Francesco Durante
Francesco Durante è nato ad Anacapri (isola di Capri) e attualmente fa il giornalista a Napoli. Insegna letterature comparate all’Università di Salerno. Ha tradotto libri di Bret Easton Ellis, Raymond Carver, William Somerset Maugham e soprattutto John Fante, del quale ha pure curato il “Meridiano” dei “Romanzi e racconti”. Tra i suoi libri, i due volumi di “Italoamericana. Storia e letteratura degli italiani negli Stati Uniti” (Mondadori, 2001 e 2005) e “Figli di due mondi” (Avagliano, 2002). Si occupano di letteratura italoamericana.
Francesco Durante, “ITALOAMERICANA. STORIA E LETTERATURA DEGLI ITALIANI NEGLI STATI UNITI. 1880-1943“, II volume, 2005
Questo secondo volume di “Italoamericana. Storia e letteratura degli italiani negli Stati Uniti”, che fa seguito al primo apparso nel 2001,conclude l’esplorazione della storia e della letteratura degli italiani negli Stati Uniti, prendendo in esame il periodo cruciale della Grande Emigrazione e l’universo delle «Little Italy», veri e propri ghetti in cui gli idiomi, anche dialettali, delle origini non potevano non contaminarsi con la lingua del nuovo mondo. Nel libro, articolato in cinque parti, vengono presentati un’ottantina di autori con i loro testi, nella stragrande maggioranza inediti, preziose testimonianze di uomini alla disperata ricerca di nuovi orizzonti e di nuovi spazi in cui trapiantare le proprie radici. Facciamo così la conoscenza con il mondo oscuro e inquietante della «Mano Nera» e con un Al Capone nell’inusuale ruolo dell’intervistato; con gli interminabili romanzi ciclici di Bernardino Ciambelli, il cantore dei “Misteri” di Mulberry Street, e con le esilaranti «macchiette» di Edoardo Migliaccio e Giovanni De Rosalia; con i drammi a forti tinte di Riccardo Cordiferro, singolare profilo di intellettuale a tutto tondo, e con l’insospettabile, dolente vena poetica di Rodolfo Valentino; con la grande stagione del sindacalismo rivoluzionario - che in Arturo Giovannitti e Carlo Tresca trovò due protagonisti capaci di ergersi a una dimensione autenticamente americana - e con quella dell’ampio consenso dato dalla comunità italiana al fascismo, inteso e frainteso come forma di riscatto nazionale e riaffermazione della propria italianità. E incontriamo la variopinta folla di giornalisti, aspiranti narratori, poeti autodidatti, attivisti anarchici che costituisce lo sfondo su cui si stagliano la tragiche figure di Sacco e Vanzetti. Ampio spazio è infine dedicato ai primi scrittori che, per affrancarsi dal ghetto «coloniale», decisero di esprimersi direttamente in inglese: dal precursore Luigi Donato Ventura ai finora ignoti Louis Forgione, Giuseppe Cautela, Angelo Patri e gli altri, esponenti della generazione precedente a quella di John Fante. Ampio rilievo, in questo mosaico, hanno gli autori di origine abruzzese o molisana: oltre ai già citati Tresca e Giovannitti, Pascal D’Angelo, Francesco Ventresca, Virgilia D’Andrea, Umberto Postiglione. Quello ricostruito da Francesco Durante è quindi il maestoso mosaico delle «piccole Italie», frammenti
dell’unica, grande anima italoamericana, da sempre intimamente divisa fra élite acculturate e politicamente consapevoli e in grado di battersi per l’affermazione dei propri diritti, e moltitudini anonime, afflitte dalla miseria e destinate ai lavori più umili; fra la stima e l’approvazione guadagnate da pochi e il disprezzo patito dai più, vittime di pregiudizi ed epiteti infamanti.

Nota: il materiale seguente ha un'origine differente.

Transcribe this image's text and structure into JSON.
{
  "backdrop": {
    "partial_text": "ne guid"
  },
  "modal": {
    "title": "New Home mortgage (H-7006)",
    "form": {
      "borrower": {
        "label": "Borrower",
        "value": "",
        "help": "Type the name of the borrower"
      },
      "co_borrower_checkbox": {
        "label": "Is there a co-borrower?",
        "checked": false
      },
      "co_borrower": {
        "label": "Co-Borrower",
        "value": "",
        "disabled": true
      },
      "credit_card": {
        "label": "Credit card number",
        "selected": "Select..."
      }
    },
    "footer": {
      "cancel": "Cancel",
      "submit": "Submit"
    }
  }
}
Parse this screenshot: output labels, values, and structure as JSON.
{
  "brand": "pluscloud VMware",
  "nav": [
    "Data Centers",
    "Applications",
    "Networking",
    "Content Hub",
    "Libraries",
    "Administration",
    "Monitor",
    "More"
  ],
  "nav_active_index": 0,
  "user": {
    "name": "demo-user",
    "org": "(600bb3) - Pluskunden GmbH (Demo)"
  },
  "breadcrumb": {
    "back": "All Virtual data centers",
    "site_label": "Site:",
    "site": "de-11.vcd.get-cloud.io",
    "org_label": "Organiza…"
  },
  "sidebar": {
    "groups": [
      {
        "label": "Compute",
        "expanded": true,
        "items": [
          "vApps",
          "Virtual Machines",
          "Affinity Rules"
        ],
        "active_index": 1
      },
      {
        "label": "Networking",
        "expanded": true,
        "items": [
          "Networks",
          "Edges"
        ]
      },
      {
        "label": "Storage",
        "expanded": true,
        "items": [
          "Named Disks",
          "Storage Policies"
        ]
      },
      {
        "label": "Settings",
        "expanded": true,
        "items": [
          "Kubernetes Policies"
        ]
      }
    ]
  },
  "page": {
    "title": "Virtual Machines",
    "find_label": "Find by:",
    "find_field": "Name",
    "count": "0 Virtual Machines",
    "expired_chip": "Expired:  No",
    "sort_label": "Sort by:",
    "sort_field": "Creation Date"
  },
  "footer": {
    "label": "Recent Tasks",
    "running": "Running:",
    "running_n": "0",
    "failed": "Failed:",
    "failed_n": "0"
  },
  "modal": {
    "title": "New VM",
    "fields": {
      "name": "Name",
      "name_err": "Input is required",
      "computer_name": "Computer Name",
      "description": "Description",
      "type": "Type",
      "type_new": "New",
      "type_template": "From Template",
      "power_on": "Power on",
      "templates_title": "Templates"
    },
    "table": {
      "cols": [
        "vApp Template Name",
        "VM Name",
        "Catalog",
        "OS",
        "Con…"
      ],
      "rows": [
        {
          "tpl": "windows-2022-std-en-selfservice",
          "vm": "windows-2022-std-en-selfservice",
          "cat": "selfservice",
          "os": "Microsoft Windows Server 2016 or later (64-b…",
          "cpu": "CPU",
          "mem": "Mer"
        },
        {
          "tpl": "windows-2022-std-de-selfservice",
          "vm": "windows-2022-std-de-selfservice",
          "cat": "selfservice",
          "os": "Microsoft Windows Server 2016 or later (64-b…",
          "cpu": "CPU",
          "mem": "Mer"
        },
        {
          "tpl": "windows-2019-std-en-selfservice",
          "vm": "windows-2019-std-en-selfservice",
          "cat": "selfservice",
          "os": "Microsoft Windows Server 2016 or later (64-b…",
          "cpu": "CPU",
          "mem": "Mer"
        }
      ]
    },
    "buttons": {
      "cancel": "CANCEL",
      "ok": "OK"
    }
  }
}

Lunghe, pazienti e appassionate ricerche negli archivi d’Italia e d’America, concretizzatesi nella minuziosa ricostruzione di fatti e biografie, fanno sì che anche questo secondo volume di Italoamericana si proponga come strumento irrinunciabile per conoscere e apprezzare un mondo troppo a lungo ignorato - se non snobbato o disconosciuto - dalla cultura italiana.